In her presentation of the Tzedek Award to Bolton, Rennert informed the audience that the award was inspired by the imperative from the Book of Deuteronomy: Tzedek, tzedek tirdof. “Justice and righteousness must you pursue in order that you may live,” Rennert said. “Mr. Ambassador… you exemplify morality and decency in a society that shut its eyes to justice.… In the halls of the United Nations, you alone, singularly, had the courage to speak the truth…. You alone were the staunch defender of our democratic ideals and values. You did not fear your internal critics or external enemies.” Benjamin Tandowski, AFOU board member, presented the Yigal Allon Award to Klein. He outlined the origin of this prestigious award: “Yigal Allon — statesman, warrior, philosopher and acting prime minister, along with Baroness Dorothy de Rothschild was the visionary behind the establishment of the Open University of Israel.” Tandowski noted that “Allon, like our honoree [Joel Klein], understood that the future of Israel depended on a highly educated population.”
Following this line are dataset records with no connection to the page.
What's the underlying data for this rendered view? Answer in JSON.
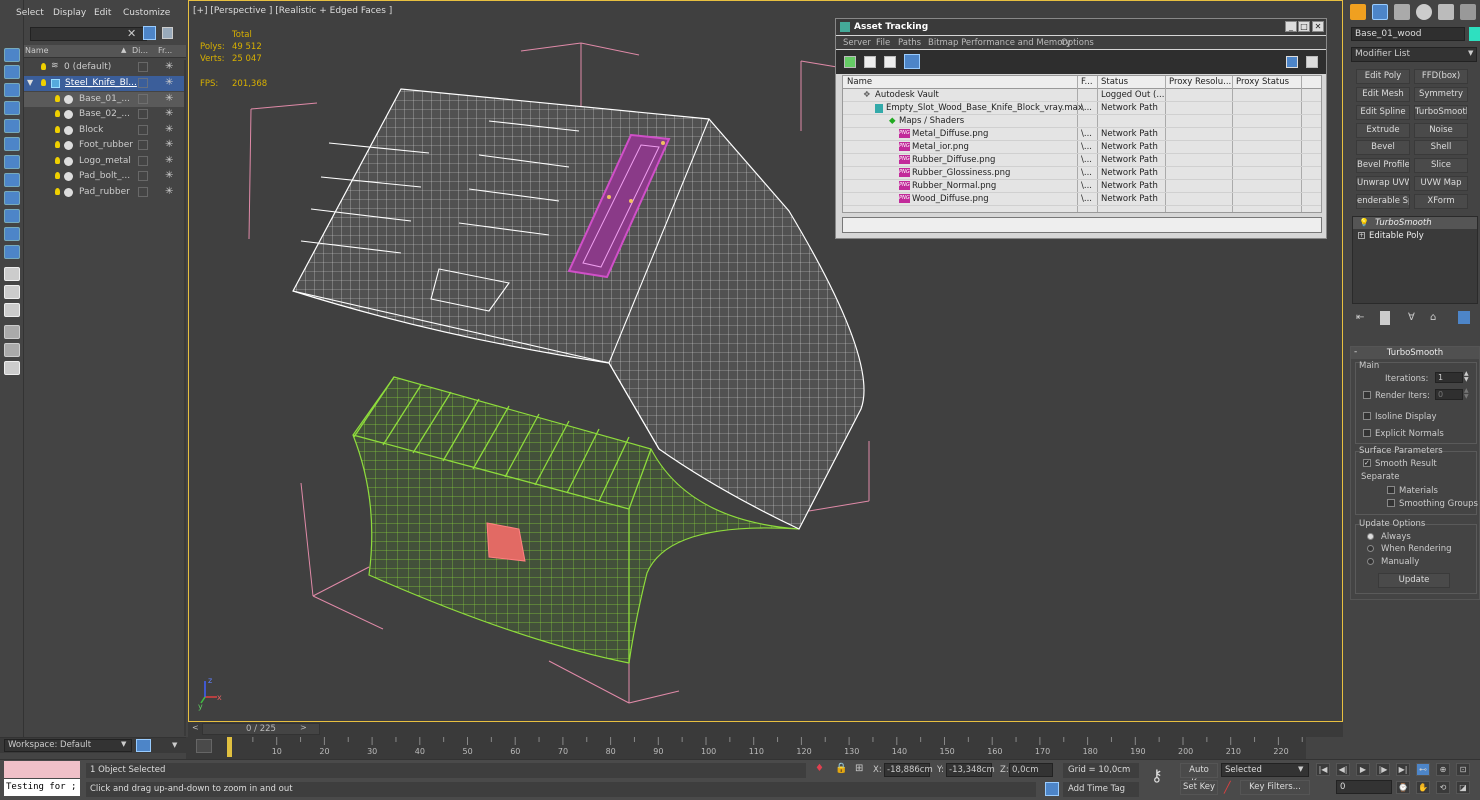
{
  "explorer": {
    "menu": [
      "Select",
      "Display",
      "Edit",
      "Customize"
    ],
    "columns": {
      "name": "Name",
      "display": "Di...",
      "freeze": "Fr..."
    },
    "rows": [
      {
        "label": "0 (default)"
      },
      {
        "label": "Steel_Knife_Bl..."
      },
      {
        "label": "Base_01_..."
      },
      {
        "label": "Base_02_..."
      },
      {
        "label": "Block"
      },
      {
        "label": "Foot_rubber"
      },
      {
        "label": "Logo_metal"
      },
      {
        "label": "Pad_bolt_..."
      },
      {
        "label": "Pad_rubber"
      }
    ],
    "workspace": "Workspace: Default"
  },
  "viewport": {
    "label": "[+] [Perspective ] [Realistic + Edged Faces ]",
    "stats": {
      "total_label": "Total",
      "polys_label": "Polys:",
      "polys_value": "49 512",
      "verts_label": "Verts:",
      "verts_value": "25 047",
      "fps_label": "FPS:",
      "fps_value": "201,368"
    },
    "colors": {
      "selection_frame": "#e8c040",
      "knife_block": "#ffffff",
      "base": "#8edc3c",
      "pad": "#d050c8",
      "logo": "#e26a64"
    }
  },
  "asset_tracking": {
    "title": "Asset Tracking",
    "menu": [
      "Server",
      "File",
      "Paths",
      "Bitmap Performance and Memory",
      "Options"
    ],
    "columns": [
      "Name",
      "F...",
      "Status",
      "Proxy Resolu...",
      "Proxy Status"
    ],
    "rows": [
      {
        "name": "Autodesk Vault",
        "f": "",
        "status": "Logged Out (..."
      },
      {
        "name": "Empty_Slot_Wood_Base_Knife_Block_vray.max",
        "f": "\\...",
        "status": "Network Path"
      },
      {
        "name": "Maps / Shaders",
        "f": "",
        "status": ""
      },
      {
        "name": "Metal_Diffuse.png",
        "f": "\\...",
        "status": "Network Path"
      },
      {
        "name": "Metal_ior.png",
        "f": "\\...",
        "status": "Network Path"
      },
      {
        "name": "Rubber_Diffuse.png",
        "f": "\\...",
        "status": "Network Path"
      },
      {
        "name": "Rubber_Glossiness.png",
        "f": "\\...",
        "status": "Network Path"
      },
      {
        "name": "Rubber_Normal.png",
        "f": "\\...",
        "status": "Network Path"
      },
      {
        "name": "Wood_Diffuse.png",
        "f": "\\...",
        "status": "Network Path"
      }
    ],
    "png_tag": "PNG"
  },
  "command_panel": {
    "object_name": "Base_01_wood",
    "modifier_list": "Modifier List",
    "buttons": [
      "Edit Poly",
      "FFD(box)",
      "Edit Mesh",
      "Symmetry",
      "Edit Spline",
      "TurboSmooth",
      "Extrude",
      "Noise",
      "Bevel",
      "Shell",
      "Bevel Profile",
      "Slice",
      "Unwrap UVW",
      "UVW Map",
      "enderable Splin",
      "XForm"
    ],
    "stack": [
      "TurboSmooth",
      "Editable Poly"
    ],
    "rollout": {
      "title": "TurboSmooth",
      "main": "Main",
      "iterations_label": "Iterations:",
      "iterations_value": "1",
      "render_iters_label": "Render Iters:",
      "render_iters_value": "0",
      "isoline": "Isoline Display",
      "explicit_normals": "Explicit Normals",
      "surface_params": "Surface Parameters",
      "smooth_result": "Smooth Result",
      "separate": "Separate",
      "materials": "Materials",
      "smoothing_groups": "Smoothing Groups",
      "update_options": "Update Options",
      "always": "Always",
      "when_rendering": "When Rendering",
      "manually": "Manually",
      "update_button": "Update"
    }
  },
  "timeline": {
    "slider": "0 / 225",
    "ticks": [
      "0",
      "10",
      "20",
      "30",
      "40",
      "50",
      "60",
      "70",
      "80",
      "90",
      "100",
      "110",
      "120",
      "130",
      "140",
      "150",
      "160",
      "170",
      "180",
      "190",
      "200",
      "210",
      "220"
    ]
  },
  "statusbar": {
    "maxscript": "Testing for ;",
    "selection": "1 Object Selected",
    "prompt": "Click and drag up-and-down to zoom in and out",
    "x_label": "X:",
    "x_value": "-18,886cm",
    "y_label": "Y:",
    "y_value": "-13,348cm",
    "z_label": "Z:",
    "z_value": "0,0cm",
    "grid": "Grid = 10,0cm",
    "add_time_tag": "Add Time Tag",
    "auto_key": "Auto Key",
    "set_key": "Set Key",
    "selected": "Selected",
    "key_filters": "Key Filters...",
    "frame": "0"
  }
}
Open University’s new and first woman president, Hagit Messer-Yaron, offered brief welcoming remarks. The program notes informed that Messer-Yaron, who is a professor of electrical engineering at Tel Aviv University, is an “internationally acclaimed expert in statistical processing with application to source localization, communication and environmental systems.” This left me and most of the guests linguistically in the dust. What may help translate this into common-speak is that she is a fellow of the Institute of Electrical and Electronic Engineers, the world’s foremost professional association for the advancement of technology. She is the author of numerous scientific papers, including a pioneering article in the journal Science, titled “Environmental Monitoring by Wireless Communication Networks.” Her book, “Capitalism and the Ivory Tower,” was published in 2008.
The Open University of Israel is the country’s largest university, educating one of every six students in the country. It affords Israel’s active-duty soldiers, large immigrant population, the disabled, the indigent and yeshiva students the opportunity to earn undergraduate and graduate degrees.